19.6.24

Sessão dupla: Seconds + Lost Highway

Quando dois filmes conversam entre si com 3 décadas e 24 horas de distância.

Outro dia assisti a O Segundo Rosto (Seconds, 1966), de John Frankenheimer, no dia anterior reassisti (pela sexta vez, eu acho) Estrada Perdida (Lost Highway, 1997), de David Lynch, e além de dois filmaraços eu pude assistir também a uma conversa entre eles.

Dois filmes que iluminam a falência do homem branco, entre três milhões de coisas cada. A masculinidade financiada pelo capitalismo patriarcal engasgando na sua mesquinhez e sombra de onipotência. É isso aí mesmo, o homem branco, o sujeito-base de toda ficção - pois todo o resto da complexidade humana é nicho de mercado - enfim descobre que o buraco é mais embaixo.

Dois filmes sobre um homem que quer ser outro. Ele é capaz de abdicar da vida para fugir eternamente dos efeitos dos seus atos e perseguir até o infinito a ilusão da liberdade do homem feito pra ser sozinho e calado, viver uma não-vida, uma vida estética dentro da própria cabeça. Uma vida virtual.

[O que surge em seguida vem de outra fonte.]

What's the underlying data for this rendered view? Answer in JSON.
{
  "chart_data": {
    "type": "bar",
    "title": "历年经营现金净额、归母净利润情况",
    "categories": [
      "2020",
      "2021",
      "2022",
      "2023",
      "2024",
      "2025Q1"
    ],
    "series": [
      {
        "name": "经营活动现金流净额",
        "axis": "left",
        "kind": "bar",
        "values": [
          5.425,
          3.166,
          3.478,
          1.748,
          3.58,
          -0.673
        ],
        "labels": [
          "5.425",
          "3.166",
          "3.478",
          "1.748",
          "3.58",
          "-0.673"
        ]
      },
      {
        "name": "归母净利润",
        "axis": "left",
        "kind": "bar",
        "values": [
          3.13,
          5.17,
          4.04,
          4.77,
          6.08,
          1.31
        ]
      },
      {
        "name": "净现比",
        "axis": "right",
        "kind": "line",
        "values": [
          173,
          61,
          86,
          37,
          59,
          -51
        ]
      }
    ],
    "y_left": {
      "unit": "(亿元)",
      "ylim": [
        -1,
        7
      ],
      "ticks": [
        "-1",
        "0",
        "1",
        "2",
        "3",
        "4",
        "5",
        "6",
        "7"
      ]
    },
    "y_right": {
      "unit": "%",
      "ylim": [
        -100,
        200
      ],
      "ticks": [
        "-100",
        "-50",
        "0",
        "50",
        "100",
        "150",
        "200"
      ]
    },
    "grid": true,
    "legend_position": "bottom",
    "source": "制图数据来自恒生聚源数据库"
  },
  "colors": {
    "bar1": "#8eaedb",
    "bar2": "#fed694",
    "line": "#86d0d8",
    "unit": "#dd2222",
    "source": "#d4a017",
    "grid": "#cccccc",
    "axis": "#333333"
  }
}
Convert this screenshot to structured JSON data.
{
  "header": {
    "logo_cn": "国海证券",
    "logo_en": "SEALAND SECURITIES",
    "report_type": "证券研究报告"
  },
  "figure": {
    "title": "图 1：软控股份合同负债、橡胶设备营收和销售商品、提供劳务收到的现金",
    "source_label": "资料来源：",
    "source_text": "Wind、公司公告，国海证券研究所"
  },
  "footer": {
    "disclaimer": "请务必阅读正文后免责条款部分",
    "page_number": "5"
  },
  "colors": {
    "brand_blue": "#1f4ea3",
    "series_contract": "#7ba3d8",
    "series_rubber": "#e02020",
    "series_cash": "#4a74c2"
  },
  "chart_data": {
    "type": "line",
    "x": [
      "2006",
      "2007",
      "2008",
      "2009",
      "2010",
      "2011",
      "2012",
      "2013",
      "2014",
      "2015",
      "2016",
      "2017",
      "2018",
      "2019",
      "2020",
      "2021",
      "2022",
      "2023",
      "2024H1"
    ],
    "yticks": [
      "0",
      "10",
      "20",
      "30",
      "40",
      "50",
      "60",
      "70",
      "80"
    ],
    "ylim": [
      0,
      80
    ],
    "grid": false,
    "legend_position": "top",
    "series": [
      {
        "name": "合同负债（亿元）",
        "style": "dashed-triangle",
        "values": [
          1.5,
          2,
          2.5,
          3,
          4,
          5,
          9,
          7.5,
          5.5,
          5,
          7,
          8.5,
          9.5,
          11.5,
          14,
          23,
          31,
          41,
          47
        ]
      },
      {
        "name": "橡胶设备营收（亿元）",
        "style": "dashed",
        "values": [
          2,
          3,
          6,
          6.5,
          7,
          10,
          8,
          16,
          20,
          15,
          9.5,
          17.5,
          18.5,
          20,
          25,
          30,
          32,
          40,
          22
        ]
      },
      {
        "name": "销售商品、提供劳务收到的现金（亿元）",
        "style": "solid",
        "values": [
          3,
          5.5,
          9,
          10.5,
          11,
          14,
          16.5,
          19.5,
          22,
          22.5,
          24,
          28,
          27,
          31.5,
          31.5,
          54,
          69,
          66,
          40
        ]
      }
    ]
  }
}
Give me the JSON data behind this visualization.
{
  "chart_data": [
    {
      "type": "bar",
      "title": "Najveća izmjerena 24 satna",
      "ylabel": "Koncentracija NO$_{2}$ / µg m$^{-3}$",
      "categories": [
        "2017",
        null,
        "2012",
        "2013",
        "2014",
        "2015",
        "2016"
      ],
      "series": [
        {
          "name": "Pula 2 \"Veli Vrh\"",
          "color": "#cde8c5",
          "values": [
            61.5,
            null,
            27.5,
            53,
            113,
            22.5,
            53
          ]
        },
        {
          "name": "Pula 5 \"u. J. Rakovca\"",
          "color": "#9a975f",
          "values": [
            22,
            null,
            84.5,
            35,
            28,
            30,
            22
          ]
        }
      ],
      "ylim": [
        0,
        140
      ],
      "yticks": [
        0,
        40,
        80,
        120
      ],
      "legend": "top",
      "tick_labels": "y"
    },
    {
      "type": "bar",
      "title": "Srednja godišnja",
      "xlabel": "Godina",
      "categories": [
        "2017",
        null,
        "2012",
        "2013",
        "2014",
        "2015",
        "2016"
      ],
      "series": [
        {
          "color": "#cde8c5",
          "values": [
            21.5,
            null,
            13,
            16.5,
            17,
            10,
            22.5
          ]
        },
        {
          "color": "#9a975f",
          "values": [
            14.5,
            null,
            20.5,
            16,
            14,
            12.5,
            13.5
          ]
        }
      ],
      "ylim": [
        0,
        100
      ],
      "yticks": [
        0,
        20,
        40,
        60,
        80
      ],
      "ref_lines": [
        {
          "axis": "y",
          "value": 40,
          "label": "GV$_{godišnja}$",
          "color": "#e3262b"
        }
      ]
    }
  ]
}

Cartazes tirados do Letterboxd, lá editados sem mais informações além dos nomes dos filmes. As informações (nome de quem dirige, elenco, letrinha miúda) são parte essencial, pra mim, do cartaz de filme, mas escolhi essas versões por serem, em sua síntese, ilustrativas pra breve análise que farei acá

Sobre os convites da festa:

Lost Highway dispõe dois rostos sem olhos. A escuridão sobre a luz, e suas bocas: o que eles dizem (ou não dizem), o que eles trazem, não o que aconteceu. Não vemos algo que acontece, mas a ponte para sabermos alguma versão do que acontece. Num cartaz sem olhos, os olhos são os nossos. E o olho é a lente de uma câmera. 

Seconds nos coloca na cena como uma mosca, frágil, infiltrada, o formato circular da lente olho de peixe é como um espelho da nossa íris. Nos veste a roupa de voyeur frente a uma cena violenta. Nos torna impotentes, atados, falar não adianta: vemos a cena ou estamos nela?

Curioso notar a escolha de tipografia dos dois cartazes. Um amarelo-placa de trânsito, objeto que carrega uma mensagem, que é efetiva ao ser vista. Uma linha vazada na vertical indica que as letras são uma construção, como chapas de metal ou ferro. Estão presas em algum lugar ou foram pintadas através de um stencil. Como um letreiro ou a sinalização da estrada. Uma estética industrial-urbana, rodoviária, algo de fabril, algo de máquina.

Um comentário:

  1. adorei! o saber inconsciente que leva a escolher os dois filmes em 24 horas e o saber consciente com que você coloca tudo isso em diálogo. fascinante a leitura dos cartazes.